The oil industry had been so successful in its expansion into the deep water that it had become complacent; it hadn’t fully thought through how it would handle a deepwater blowout. The industry had failed to grasp that the migration to deep water would be a journey into a different world. In its initial, fumbling response to the disaster, BP tried to use the same hardware in the deep water that it had used on oil leaks in the shallows. The engineers didn’t have the right tools, didn’t have the right protocols; they were making it up on the fly.
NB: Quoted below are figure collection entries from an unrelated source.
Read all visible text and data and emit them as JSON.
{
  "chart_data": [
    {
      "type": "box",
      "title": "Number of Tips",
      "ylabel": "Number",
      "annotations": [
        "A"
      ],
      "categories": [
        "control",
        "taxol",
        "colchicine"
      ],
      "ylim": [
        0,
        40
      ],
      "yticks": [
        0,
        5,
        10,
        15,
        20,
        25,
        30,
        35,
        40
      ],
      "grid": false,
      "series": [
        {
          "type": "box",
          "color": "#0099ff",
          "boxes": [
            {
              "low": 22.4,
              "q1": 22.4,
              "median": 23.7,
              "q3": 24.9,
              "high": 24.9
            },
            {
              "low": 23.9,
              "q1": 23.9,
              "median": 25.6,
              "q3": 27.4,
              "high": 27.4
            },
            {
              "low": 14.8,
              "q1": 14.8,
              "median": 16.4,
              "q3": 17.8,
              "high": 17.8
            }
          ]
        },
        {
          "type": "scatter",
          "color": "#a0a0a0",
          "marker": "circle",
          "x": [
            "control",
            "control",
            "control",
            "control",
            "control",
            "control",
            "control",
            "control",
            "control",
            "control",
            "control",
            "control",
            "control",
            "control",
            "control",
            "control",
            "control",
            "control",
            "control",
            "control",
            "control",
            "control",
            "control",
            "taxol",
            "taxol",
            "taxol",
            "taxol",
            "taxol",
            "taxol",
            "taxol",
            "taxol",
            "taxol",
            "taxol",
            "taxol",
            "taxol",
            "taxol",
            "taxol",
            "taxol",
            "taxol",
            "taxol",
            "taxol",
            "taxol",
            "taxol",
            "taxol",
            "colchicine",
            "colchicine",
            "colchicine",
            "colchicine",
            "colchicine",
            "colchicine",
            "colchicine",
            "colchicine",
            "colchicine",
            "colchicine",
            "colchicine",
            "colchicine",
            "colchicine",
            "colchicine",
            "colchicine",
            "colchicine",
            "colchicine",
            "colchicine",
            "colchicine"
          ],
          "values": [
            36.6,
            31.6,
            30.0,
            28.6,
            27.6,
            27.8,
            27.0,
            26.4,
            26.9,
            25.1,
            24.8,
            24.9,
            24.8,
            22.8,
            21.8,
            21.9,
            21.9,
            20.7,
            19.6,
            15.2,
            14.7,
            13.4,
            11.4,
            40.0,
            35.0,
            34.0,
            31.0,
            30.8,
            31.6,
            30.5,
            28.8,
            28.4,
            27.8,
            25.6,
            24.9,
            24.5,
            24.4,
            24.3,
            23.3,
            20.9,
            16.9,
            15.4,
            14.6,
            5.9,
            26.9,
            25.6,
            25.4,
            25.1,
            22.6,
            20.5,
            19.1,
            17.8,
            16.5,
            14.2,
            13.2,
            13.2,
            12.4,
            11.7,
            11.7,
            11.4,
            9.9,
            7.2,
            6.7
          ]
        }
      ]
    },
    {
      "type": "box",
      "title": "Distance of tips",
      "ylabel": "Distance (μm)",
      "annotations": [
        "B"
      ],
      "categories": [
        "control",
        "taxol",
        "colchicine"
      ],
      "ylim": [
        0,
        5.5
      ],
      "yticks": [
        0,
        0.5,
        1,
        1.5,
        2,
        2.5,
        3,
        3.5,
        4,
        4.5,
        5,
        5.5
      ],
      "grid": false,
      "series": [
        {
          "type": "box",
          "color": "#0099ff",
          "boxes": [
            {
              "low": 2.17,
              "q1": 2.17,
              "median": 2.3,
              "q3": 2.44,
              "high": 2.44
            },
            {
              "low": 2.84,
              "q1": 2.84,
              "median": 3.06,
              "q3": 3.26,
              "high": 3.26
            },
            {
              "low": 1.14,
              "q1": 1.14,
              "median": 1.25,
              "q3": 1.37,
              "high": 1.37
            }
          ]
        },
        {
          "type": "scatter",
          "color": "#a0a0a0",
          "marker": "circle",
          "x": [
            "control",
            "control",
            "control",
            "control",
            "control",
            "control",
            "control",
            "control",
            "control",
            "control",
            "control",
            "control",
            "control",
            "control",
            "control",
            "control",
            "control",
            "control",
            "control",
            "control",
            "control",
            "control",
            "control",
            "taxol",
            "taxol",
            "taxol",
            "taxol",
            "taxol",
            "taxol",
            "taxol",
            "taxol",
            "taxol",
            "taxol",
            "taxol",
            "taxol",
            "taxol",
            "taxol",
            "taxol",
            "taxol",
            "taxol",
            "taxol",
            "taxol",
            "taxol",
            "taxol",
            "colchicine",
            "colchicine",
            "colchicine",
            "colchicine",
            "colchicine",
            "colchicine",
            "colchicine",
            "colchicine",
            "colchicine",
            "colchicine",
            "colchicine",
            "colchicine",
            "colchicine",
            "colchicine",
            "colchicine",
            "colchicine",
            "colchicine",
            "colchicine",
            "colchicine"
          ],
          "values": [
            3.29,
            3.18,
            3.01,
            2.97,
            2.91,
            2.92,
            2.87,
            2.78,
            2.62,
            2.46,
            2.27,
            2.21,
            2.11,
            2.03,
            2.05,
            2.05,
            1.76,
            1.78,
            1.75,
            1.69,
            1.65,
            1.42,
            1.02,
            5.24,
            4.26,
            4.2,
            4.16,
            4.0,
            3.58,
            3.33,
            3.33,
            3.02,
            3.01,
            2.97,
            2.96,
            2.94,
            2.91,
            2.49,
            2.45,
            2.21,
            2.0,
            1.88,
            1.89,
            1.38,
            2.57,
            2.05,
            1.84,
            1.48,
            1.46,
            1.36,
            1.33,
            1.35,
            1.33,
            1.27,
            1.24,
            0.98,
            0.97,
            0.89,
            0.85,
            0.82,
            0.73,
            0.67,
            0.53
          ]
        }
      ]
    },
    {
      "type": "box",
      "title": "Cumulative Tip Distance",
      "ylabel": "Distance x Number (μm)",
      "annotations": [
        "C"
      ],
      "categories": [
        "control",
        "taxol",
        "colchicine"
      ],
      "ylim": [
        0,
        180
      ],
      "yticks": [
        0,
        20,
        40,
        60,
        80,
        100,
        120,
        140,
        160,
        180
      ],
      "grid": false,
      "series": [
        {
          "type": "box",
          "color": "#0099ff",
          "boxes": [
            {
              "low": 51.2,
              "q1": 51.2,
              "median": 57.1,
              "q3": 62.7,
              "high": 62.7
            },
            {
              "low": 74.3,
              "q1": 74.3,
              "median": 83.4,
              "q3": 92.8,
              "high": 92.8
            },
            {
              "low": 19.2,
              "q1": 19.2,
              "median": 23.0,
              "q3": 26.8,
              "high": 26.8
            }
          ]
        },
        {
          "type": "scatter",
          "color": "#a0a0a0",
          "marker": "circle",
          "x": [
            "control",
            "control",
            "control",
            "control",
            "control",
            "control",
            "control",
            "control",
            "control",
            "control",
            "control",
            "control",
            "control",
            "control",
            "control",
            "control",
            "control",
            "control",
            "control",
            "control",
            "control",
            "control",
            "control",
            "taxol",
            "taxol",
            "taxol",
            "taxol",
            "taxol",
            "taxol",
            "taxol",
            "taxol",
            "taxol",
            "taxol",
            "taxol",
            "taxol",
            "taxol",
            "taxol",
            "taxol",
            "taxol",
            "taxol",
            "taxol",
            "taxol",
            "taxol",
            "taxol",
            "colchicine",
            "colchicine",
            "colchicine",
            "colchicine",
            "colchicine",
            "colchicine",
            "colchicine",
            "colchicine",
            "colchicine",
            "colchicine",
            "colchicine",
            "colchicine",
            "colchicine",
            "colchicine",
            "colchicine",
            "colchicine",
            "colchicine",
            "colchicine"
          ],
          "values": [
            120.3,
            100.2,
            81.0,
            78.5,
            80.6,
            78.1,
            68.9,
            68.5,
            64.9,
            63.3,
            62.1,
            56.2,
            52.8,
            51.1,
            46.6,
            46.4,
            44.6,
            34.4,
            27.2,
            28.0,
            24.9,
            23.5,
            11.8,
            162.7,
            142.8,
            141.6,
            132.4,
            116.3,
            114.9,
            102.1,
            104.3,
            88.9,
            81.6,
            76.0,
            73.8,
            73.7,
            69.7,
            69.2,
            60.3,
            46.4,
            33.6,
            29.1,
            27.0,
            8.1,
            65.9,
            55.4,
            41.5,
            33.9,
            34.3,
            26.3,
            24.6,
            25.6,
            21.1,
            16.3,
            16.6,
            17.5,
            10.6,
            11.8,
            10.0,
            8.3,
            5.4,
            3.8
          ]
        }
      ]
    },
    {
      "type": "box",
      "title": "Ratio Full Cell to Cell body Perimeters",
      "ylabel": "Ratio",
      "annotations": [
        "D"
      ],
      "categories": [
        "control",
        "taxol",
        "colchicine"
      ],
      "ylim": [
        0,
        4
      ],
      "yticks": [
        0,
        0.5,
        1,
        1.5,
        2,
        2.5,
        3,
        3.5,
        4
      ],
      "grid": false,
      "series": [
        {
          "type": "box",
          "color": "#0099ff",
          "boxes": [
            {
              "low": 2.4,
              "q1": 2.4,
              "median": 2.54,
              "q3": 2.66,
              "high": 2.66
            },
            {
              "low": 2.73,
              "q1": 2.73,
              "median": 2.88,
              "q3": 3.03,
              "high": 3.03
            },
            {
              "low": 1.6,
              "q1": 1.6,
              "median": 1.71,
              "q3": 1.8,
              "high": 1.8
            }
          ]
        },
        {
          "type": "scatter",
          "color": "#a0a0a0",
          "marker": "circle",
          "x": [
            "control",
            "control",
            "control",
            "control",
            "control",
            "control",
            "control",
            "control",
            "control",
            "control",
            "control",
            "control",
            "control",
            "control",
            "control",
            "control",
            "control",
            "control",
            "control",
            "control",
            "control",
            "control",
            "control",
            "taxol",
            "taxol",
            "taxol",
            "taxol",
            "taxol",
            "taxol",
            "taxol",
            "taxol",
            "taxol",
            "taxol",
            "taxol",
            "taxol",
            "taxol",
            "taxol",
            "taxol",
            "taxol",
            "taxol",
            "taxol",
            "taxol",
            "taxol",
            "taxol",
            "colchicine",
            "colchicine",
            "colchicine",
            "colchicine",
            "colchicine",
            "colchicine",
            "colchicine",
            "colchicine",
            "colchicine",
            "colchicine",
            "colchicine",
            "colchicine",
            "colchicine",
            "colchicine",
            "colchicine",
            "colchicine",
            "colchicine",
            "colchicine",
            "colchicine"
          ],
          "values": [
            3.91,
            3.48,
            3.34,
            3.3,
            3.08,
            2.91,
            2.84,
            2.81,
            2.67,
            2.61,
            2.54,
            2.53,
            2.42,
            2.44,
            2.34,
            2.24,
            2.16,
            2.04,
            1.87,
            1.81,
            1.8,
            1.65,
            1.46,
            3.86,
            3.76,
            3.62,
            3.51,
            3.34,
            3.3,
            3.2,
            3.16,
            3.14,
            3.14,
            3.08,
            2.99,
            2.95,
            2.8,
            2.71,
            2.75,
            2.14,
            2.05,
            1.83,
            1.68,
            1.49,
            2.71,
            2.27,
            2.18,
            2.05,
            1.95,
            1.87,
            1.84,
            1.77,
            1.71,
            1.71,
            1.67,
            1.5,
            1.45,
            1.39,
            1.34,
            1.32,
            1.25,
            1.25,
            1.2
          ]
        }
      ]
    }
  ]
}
The catastrophe echoed the Apollo 13 crisis of 1970. In both events, Houston-based engineers tried to improvise solutions to a novel problem in an extreme, inaccessible, hostile environment. But there was a key difference: The Apollo 13 crisis, in which a spacecraft explosion imperiled three astronauts on their way to the moon, lasted four days, while on Day 4 of the Deepwater Horizon disaster, the calamity was just getting rolling. Macondo was Apollo 13 on steroids, except when it was Apollo 13 on tranquilizers. Even as thousands of people scrambled around the clock in a frenzy of accelerated innovation, many of the deep-sea maneuvers had a glacial pace. The contradiction was unavoidable, because the well was full of unknowns, and the wrong move could backfire. Engineers feared that in trying to seal the well, they would incite an underground blowout that could let the entire oil reservoir bleed into the gulf. Decisions had to be vetted and fretted over by multiple teams of engineers and scientists. They were all sprinting in goo, running full tilt but hardly going anywhere, as if it were a bad dream.

The engineers found themselves trying to cram many years of technological innovation into a single summer. How do you contain or kill the oil gusher when the mere contact of methane and cold water at that pressure creates those damn methane hydrates that clog your pipes? And do it with the whole world watching, live, with Internet feeds of every mishap and blunder? While your company is suddenly a global pariah and your stock is cratering and every plugged-in investor is certain you’re roadkill? With the media getting hysterical, and the president talking about kicking someone’s ass? And scientists from reputable academic institutions warning that the oil spill will not only pollute the Gulf of Mexico but also ride something called the Loop Current all the way around Florida, up to the Outer Banks of North Carolina, and then onward to who knows where?

Apollo 13’s rescue was a government operation; the oil spill response was an unusual and inherently awkward public-private partnership. The private sector had the tools and the legal responsibility for plugging the well, but the government had the ultimate authority for the response. That was confusing on its face. The public never understood the arrangement. Government scientists found themselves embedded in BP’s headquarters, working cheek by jowl with BP engineers, and then the smartest man in the federal government parachuted into Houston along with a kitchen cabinet of freelance geniuses. Terawatts of brainpower were applied to the problem of the hole at the bottom of the sea.

What follows is a cautionary tale of a major engineering project gone hideously wrong, and the desperate effort to solve a problem that human civilization had never before faced. One recurring theme is that in an extreme crisis we should be thankful for the professionals, the cool heads, the grown-ups who do their jobs and ignore the howling political winds.

Another lesson to emerge is that in a complex technological disaster, hardware by itself won’t solve the problem. You need to think things through, to diagnose and analyze and interpret. That can be a high art. A crucial breakthrough in this case happened far from the gulf, in an obscure government lab where an even more obscure scientist tried to understand enigmatic data points. In crunch time, call in the nerds as well as the cowboys.

You never know when someone’s fantastically esoteric expertise may be called upon to help save the country.